Monday, July 20, 2020

I am Apollos

What then is Apollos? And what is Paul? Servants through whom you believed, even as the Lord gave opportunity to each one. I planted, Apollos watered, but God was causing the growth. So then neither the one who plants nor the one who waters is anything, but God who causes the growth. Now he who plants and he who waters are one; but each will receive his own reward according to his own labor. For we are God’s fellow workers; you are God’s field, God’s building.
1 Corinthians 3:5-9, NASB


It's summer time in Southern California, a summer that I desperately needed.  In past years summer has meant a lot less to me.  For years I worked five days a week in an air conditioned building.  If it were 100 degrees outside, I was still leaving the house with a sweater.  I might get the chance to step outside for lunch and feel the warmth of the sun, but that sun was gone again as soon as my break was over. Since I stopped working full time, I have come to appreciate the seasons, mostly because I experience them now.
My first cucumber in early growth.

My newest joy is my garden.  Yes, I have had things growing my back yard (and front yard, actually) since we bought our home eight years ago.  I have written before about my benefiting from another's work.  When my yard got a major trim this month, I was sad at how much they cut off my fruit trees.  Then I reminded myself that I waste a lot of the fruit that is produced, and everything will grow back.  In fact, it will grow back stronger for the trimming that occurred.
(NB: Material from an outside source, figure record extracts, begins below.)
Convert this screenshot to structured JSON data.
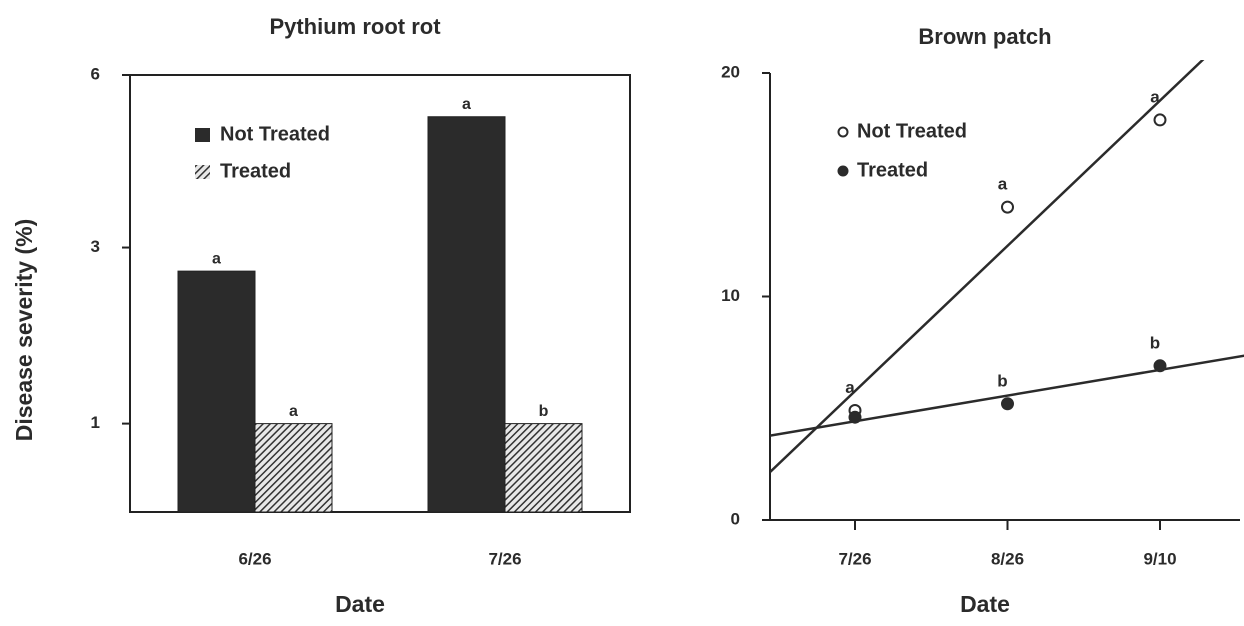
{
  "chart_data": [
    {
      "type": "bar",
      "title": "Pythium root rot",
      "y_label": "Disease severity (%)",
      "x_label": "Date",
      "categories": [
        "6/26",
        "7/26"
      ],
      "series": [
        {
          "name": "Not Treated",
          "color": "#2b2b2b",
          "values": [
            2.67,
            5.18
          ],
          "letters": [
            "a",
            "a"
          ]
        },
        {
          "name": "Treated",
          "color": "#3a3a3a",
          "pattern": "hatch",
          "values": [
            1,
            1
          ],
          "letters": [
            "a",
            "b"
          ]
        }
      ],
      "y_scale": "sqrt",
      "ylim": [
        0.4,
        6
      ],
      "yticks": [
        1,
        3,
        6
      ],
      "legend": "upper left"
    },
    {
      "type": "scatter",
      "title": "Brown patch",
      "x_label": "Date",
      "categories": [
        "7/26",
        "8/26",
        "9/10"
      ],
      "series": [
        {
          "name": "Not Treated",
          "color": "#2b2b2b",
          "marker": "open",
          "values": [
            4.9,
            14,
            17.9
          ],
          "letters": [
            "a",
            "a",
            "a"
          ]
        },
        {
          "name": "Treated",
          "color": "#2b2b2b",
          "marker": "filled",
          "values": [
            4.6,
            5.2,
            6.9
          ],
          "letters": [
            null,
            "b",
            "b"
          ]
        }
      ],
      "ylim": [
        0,
        20
      ],
      "yticks": [
        0,
        10,
        20
      ],
      "trendline": true,
      "legend": "upper left"
    }
  ]
}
Right now the shining gem of my garden is my single cucumber plant that I could easily take too much credit for.  It was my mother in law who showed up at my door with seeds and a trellis for the vines to creep up.  It was my son, under my mother in law's guidance, who turned the dirt.  It is me, though, who faithfully waters the plant.  Everyday.  Sometimes, twice a day.  As Paul wrote, it was God who made it grow.  There is nothing I could have done to make that plant grow.

Paul recognized his place in the hierarchy believers.  He was someone who said yes to God, one of many someones.  I love my cucumber plant, and I am looking forward to the fruit it produces. However, the plant would have grown for anyone who did the work that my family did.  The believers in Corinth did not understand this truth.

The modern church sometimes gets hung up on things that don't matter.  There are groups who believe they have exclusive access to God because of the day they worship, the age at which they baptize, who they accept in their priesthood, or the way they talk to God.  This is what Paul identifies as "jealousy and strife" in verse 3.

I am Apollos.  I can only take credit for watering my garden.  It would not have mattered if I used a bucket or a hose.  One may be appropriate for one part of my garden and the other more appropriate for another part of my garden.  Where seed is being sown, cultivated, and watered, God will do the rest.